The Twin Rivers Sturgeon and Burbot Hatchery (TRSBH), run by the Kootenai Tribe’s fish and wildlife department, is located at the intersection of the Kootenay and Moyie Rivers in Idaho.

      Shawn Young, the tribe’s fisheries and aquaculture program manager, said staff had been hoping to raise and put out approximately 125,000 young burbot – an optimistic target considering how challenging burbot are to raise. In the end, some 260,000 burbot fingerlings, plus a number of white sturgeon, were released.

      Encouraged by its success, the department has published two manuals to aid enhancement programs and assist commercial growers. One is for burbot breeders and the other for white sturgeon hatcheries.

      Asked about some of the challenges encountered with the burbot, Young told Hatchery International that the species is well recognized as being cannibalistic. That’s often the case for the larval stage, but burbot are very aggressive throughout their lives.

      Some turn on their fellow burbot while still in the pelagic larval stage, others won’t start feeding on their colleagues until they’re two years old, and still others at four years or later. Some demonstrate a preference for burbot rather than feed.

       The hatchery fed its larval burbot rotifers and artemia as well as zooplankton, prior to switching them to a commercial diet from Skretting that had a higher content in fish oils and fish meal – as well as animal oils from zooplankton – than standard salmon and bass feeds.

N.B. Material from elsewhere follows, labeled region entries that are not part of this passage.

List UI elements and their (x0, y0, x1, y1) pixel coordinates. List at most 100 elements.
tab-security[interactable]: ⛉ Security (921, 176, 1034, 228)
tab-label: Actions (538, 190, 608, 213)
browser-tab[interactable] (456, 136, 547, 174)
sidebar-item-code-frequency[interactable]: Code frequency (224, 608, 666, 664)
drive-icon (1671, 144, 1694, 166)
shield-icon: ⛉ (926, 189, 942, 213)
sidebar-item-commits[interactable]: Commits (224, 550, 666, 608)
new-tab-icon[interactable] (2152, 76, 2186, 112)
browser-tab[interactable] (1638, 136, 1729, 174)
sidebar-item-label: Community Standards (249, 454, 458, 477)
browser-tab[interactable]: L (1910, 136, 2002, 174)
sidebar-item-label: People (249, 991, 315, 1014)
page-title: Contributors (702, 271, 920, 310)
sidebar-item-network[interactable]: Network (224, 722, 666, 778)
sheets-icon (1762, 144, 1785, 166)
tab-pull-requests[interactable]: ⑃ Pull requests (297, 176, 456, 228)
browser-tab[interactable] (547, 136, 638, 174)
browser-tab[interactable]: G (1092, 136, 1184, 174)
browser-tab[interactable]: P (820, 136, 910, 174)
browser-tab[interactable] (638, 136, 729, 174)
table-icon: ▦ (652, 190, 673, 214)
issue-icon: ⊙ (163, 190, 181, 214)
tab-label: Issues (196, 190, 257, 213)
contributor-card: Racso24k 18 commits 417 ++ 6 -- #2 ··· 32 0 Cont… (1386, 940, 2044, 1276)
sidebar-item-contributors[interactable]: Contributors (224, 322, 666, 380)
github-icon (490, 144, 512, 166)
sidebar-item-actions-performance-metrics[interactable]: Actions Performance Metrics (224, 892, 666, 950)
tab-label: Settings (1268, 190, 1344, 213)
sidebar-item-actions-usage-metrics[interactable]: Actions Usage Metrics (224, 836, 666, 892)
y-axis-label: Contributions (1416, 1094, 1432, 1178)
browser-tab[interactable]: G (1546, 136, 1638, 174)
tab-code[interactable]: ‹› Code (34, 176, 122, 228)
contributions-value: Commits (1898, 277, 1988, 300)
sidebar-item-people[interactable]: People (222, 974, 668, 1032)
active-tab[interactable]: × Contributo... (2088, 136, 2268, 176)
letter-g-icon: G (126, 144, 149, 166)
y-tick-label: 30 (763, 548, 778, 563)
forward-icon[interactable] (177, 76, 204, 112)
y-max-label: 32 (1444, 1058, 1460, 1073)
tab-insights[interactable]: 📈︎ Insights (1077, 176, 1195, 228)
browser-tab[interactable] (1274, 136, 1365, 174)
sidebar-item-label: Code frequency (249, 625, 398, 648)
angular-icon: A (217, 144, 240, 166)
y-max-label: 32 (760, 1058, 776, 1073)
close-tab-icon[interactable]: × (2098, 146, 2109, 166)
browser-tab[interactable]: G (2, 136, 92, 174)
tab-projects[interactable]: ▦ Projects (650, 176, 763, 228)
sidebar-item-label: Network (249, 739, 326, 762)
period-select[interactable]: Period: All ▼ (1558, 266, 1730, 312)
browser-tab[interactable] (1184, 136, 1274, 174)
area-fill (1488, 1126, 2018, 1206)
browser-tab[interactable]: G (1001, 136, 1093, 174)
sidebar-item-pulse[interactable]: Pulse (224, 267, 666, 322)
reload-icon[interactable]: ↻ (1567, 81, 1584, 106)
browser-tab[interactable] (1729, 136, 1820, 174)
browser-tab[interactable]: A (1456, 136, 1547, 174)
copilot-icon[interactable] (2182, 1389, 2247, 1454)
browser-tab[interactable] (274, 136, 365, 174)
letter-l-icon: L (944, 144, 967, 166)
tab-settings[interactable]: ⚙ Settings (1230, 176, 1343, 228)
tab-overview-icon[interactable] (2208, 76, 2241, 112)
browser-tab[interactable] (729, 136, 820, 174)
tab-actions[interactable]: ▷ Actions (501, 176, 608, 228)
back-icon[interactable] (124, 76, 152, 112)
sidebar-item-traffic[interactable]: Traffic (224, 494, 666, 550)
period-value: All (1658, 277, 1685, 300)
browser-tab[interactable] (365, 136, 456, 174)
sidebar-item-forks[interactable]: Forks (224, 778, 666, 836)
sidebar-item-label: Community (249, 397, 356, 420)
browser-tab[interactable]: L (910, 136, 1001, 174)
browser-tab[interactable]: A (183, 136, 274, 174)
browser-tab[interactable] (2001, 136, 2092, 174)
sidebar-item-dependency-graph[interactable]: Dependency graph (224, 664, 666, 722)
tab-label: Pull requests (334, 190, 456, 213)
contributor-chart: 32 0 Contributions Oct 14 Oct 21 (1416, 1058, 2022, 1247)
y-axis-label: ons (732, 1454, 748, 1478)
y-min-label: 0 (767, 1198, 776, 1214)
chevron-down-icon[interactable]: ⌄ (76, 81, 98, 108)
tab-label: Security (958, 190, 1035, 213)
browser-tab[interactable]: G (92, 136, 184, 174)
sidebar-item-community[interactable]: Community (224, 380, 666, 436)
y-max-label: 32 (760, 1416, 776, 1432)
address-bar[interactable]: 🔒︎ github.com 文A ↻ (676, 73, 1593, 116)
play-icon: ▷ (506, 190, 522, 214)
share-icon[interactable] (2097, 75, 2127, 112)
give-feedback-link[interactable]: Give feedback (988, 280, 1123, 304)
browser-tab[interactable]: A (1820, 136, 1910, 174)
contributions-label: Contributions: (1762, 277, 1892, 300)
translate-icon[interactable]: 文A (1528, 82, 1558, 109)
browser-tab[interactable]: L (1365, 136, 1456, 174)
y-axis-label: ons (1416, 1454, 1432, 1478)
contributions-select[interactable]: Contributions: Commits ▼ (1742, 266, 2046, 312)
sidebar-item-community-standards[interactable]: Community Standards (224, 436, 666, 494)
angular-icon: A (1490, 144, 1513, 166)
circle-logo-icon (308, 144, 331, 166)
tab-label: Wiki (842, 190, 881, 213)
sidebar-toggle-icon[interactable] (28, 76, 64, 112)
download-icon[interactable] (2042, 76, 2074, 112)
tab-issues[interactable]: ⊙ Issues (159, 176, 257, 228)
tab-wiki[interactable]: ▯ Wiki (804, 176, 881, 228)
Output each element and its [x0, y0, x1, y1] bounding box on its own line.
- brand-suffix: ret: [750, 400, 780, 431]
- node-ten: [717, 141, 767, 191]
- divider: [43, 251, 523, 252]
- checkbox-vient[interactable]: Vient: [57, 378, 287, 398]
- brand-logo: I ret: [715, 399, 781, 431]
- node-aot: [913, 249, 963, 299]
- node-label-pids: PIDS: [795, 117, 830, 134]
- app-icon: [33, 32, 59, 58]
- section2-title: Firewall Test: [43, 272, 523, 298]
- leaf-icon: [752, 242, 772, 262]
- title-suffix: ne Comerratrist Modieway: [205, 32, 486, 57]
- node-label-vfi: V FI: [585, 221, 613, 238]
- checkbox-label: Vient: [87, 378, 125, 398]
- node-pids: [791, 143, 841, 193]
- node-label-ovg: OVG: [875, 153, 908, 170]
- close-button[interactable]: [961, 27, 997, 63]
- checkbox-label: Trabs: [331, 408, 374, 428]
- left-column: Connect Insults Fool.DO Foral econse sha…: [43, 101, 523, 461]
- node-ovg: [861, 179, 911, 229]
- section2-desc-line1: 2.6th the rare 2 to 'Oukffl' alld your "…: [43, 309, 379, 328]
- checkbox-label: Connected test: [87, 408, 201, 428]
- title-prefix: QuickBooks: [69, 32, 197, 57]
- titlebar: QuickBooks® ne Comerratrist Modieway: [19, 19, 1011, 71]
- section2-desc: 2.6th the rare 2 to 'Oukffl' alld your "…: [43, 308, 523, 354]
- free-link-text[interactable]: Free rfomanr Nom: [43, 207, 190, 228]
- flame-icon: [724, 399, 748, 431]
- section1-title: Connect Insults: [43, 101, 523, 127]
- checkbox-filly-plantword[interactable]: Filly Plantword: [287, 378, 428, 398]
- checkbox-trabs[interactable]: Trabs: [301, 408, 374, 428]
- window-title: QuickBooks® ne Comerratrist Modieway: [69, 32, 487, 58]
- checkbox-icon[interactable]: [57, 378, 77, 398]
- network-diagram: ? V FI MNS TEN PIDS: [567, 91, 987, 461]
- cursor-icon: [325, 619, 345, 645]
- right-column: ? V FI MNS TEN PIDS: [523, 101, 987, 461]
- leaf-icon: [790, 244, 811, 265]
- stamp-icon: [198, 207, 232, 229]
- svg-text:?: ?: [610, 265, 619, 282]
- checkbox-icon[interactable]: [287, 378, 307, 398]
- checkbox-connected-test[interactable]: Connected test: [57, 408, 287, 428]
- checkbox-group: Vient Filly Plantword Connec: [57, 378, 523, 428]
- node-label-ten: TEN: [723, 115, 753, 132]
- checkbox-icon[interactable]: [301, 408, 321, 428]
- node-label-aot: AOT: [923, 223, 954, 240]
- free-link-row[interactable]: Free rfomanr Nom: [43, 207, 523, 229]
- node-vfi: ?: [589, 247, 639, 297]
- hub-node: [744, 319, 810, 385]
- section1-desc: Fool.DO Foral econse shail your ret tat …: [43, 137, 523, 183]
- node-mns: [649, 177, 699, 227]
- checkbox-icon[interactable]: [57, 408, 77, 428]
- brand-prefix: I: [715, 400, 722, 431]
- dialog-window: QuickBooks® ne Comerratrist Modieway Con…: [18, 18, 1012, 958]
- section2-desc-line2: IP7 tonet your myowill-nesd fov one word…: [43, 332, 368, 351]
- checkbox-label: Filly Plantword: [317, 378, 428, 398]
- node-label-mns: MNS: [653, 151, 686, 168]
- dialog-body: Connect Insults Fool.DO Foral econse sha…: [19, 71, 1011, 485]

      Young said the hatchery was designed and built to house more than 150 tanks of different sizes for the fish. The sturgeon “half” of the 10,688 sqm (35,000-sq-ft) building contains 78 tanks of varying sizes, including some 4.8m(16-ft) diameter units used for holding broodstock obtained from the wild.

      Those broodstock are held just temporarily in the hatchery until their milt and ova ripen and are ready to be taken and mixed to produce offspring. The fish, which are mostly quite old, are then returned to the Kootenai River, hopefully to continue producing usable eggs and sperm in the coming years.

      Young said the burbot “half” of the building, which also includes facilities for producing the rotifers, artemia and plankton for the fish, contains seventy tanks for the fish: thirty 1.2m (four-ft) diameter units, twenty-eight 1.8m (six-ft), and twelve at 3m (10-ft).

      Young also explained that the hatchery is almost completely flow-through. He said the operation has been running at a maximum flow of about 1,200 gallons a minute, depending on what was happening in the building.

      “Fortunately we have plenty of good, high-quality water,” he said. “Water quality and quantity have not been a consideration for us.” The three sources are the main Kootenai River surface water; the Moyie River; plus three wells for groundwater.